Essay

A Failure of Intelligence

  • Wednesday, November 1, 2006
  • By Freeman Dyson

Prominent physicist Freeman Dyson recalls the time he spent developing analytical methods to help the British Royal Air Force bomb German targets during World War II.

   

I began work in the Operational Research Section (ORS) of the British Royal Air Force's Bomber Command on July 25, 1943. I was 19 years old, fresh from an abbreviated two years as a student at the University of Cambridge. The headquarters of Bomber Command was a substantial set of red brick buildings, hidden in the middle of a forest on top of a hill in the English county of Buckinghamshire. The main buildings had been built before the War. The ORS was added in 1941 and was housed in a collection of trailers at the back. Trees were growing right up to our windows, so we had little daylight even in summer. The Germans must have known where we were, but their planes never came to disturb us.
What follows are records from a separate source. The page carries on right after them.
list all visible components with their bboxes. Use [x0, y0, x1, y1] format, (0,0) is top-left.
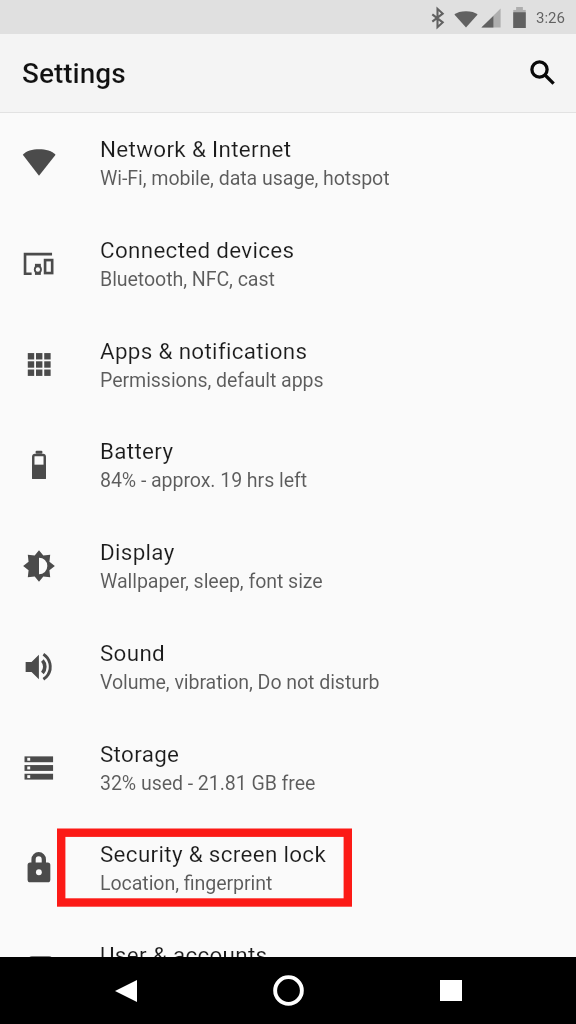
staticText: 32% used - 21.81 GB free	[100, 772, 316, 795]
button[interactable]: Security & screen lock	[0, 817, 576, 918]
staticText: User & accounts	[100, 942, 268, 968]
staticText: Current user: Owner	[100, 973, 272, 996]
staticText: Network & Internet	[100, 136, 292, 162]
staticText: Wallpaper, sleep, font size	[100, 570, 323, 593]
staticText: 84% - approx. 19 hrs left	[100, 469, 308, 492]
staticText: Location, fingerprint	[100, 872, 273, 895]
button[interactable]: Battery	[0, 414, 576, 515]
staticText: Volume, vibration, Do not disturb	[100, 671, 380, 694]
staticText: Storage	[100, 741, 180, 767]
staticText: Battery	[100, 438, 174, 464]
button[interactable]: Storage	[0, 717, 576, 818]
staticText: Sound	[100, 640, 166, 666]
button[interactable]: Recent apps	[415, 957, 482, 1024]
button[interactable]: Display	[0, 515, 576, 616]
button[interactable]: Connected devices	[0, 213, 576, 314]
staticText: Connected devices	[100, 237, 295, 263]
staticText: Display	[100, 539, 175, 565]
button[interactable]: User & accounts	[0, 918, 576, 1019]
button[interactable]: Back	[94, 957, 161, 1024]
staticText: Settings	[22, 57, 126, 90]
button[interactable]: Sound	[0, 616, 576, 717]
staticText: 3:26	[536, 9, 565, 27]
button[interactable]: Home	[255, 957, 322, 1024]
staticText: Permissions, default apps	[100, 369, 324, 392]
staticText: Wi-Fi, mobile, data usage, hotspot	[100, 167, 390, 190]
button[interactable]: Apps & notifications	[0, 314, 576, 415]
button[interactable]: Network & Internet	[0, 112, 576, 213]
button[interactable]: Search	[518, 49, 566, 97]
staticText: Bluetooth, NFC, cast	[100, 268, 275, 291]
staticText: Security & screen lock	[100, 841, 327, 867]
staticText: Apps & notifications	[100, 338, 308, 364]
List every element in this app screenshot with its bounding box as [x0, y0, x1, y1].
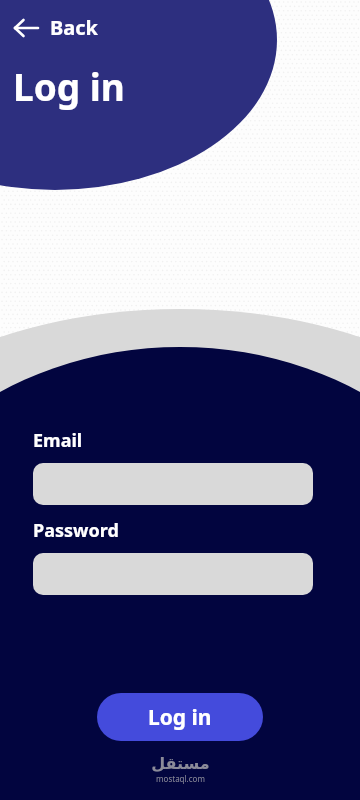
button[interactable]: Log in: [97, 693, 263, 741]
staticText: mostaql.com: [156, 773, 205, 784]
staticText: Email: [33, 428, 83, 453]
button[interactable]: [33, 553, 313, 595]
staticText: Back: [50, 14, 98, 41]
staticText: Password: [33, 518, 119, 543]
button[interactable]: Back: [8, 10, 104, 45]
staticText: مستقل: [151, 754, 210, 773]
staticText: Log in: [13, 61, 125, 111]
staticText: Log in: [148, 703, 212, 732]
button[interactable]: [33, 463, 313, 505]
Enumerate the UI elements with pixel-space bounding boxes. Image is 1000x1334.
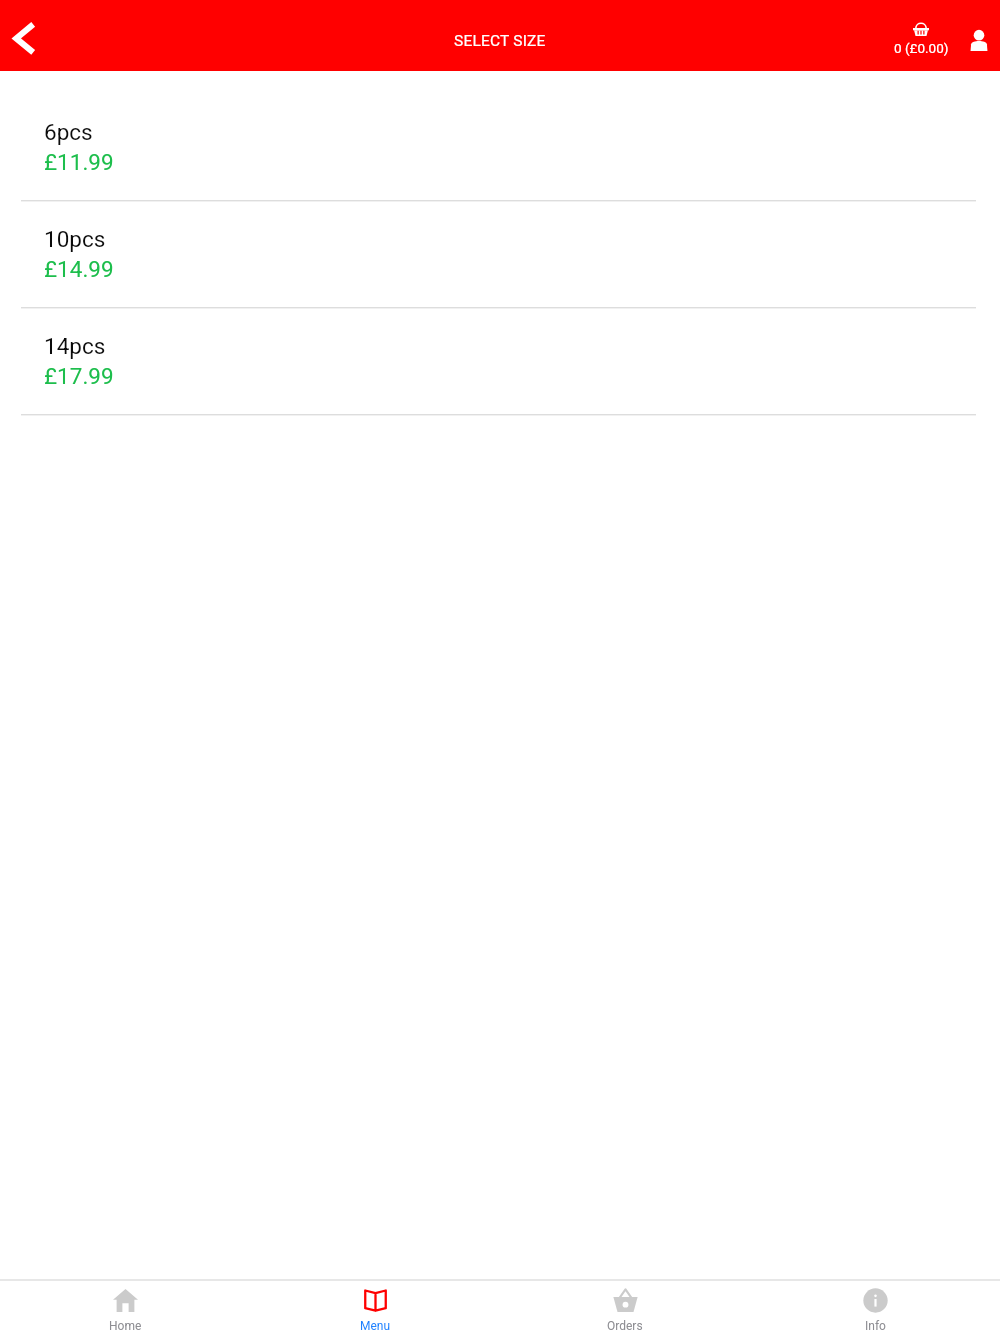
staticText: £14.99 [44, 256, 114, 282]
button[interactable]: 10pcs [0, 201, 1000, 308]
button[interactable]: 6pcs [0, 94, 1000, 201]
button[interactable]: Info [750, 1281, 1000, 1334]
button[interactable]: Menu [250, 1281, 500, 1334]
staticText: 0 (£0.00) [894, 40, 949, 56]
staticText: Menu [360, 1319, 391, 1333]
staticText: £17.99 [44, 363, 114, 389]
button[interactable]: Home [0, 1281, 250, 1334]
staticText: Info [865, 1319, 886, 1333]
button[interactable]: 0 (£0.00) [881, 0, 961, 71]
staticText: SELECT SIZE [454, 32, 546, 50]
button[interactable]: Account [963, 24, 995, 56]
button[interactable]: Orders [500, 1281, 750, 1334]
staticText: £11.99 [44, 149, 114, 175]
staticText: 10pcs [44, 226, 106, 252]
button[interactable]: 14pcs [0, 308, 1000, 415]
staticText: Orders [607, 1319, 643, 1333]
button[interactable]: Back [0, 0, 66, 71]
staticText: Home [109, 1319, 142, 1333]
staticText: 14pcs [44, 333, 106, 359]
staticText: 6pcs [44, 119, 93, 145]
I was billeted in the home of the Parsons family in the village of Hughenden. Mrs. Parsons was a motherly soul and took good care of me. Once a week, she put her round tin bathtub out on her kitchen floor and filled it with hot water for my weekly splash. Each morning I bicycled the five miles up the hill to Bomber Command, and each evening I came coasting down. Sometimes, as I was struggling up the hill, an air force limousine would zoom by, and I would have a quick glimpse of our commander in chief, Sir Arthur Harris, sitting in the back, on his way to give the orders that sent thousands of boys my age to their deaths. Every day, depending on the weather and the readiness of the bombers, he would decide whether to send their crews out that night or let them rest. Every day, he chose the targets for the night.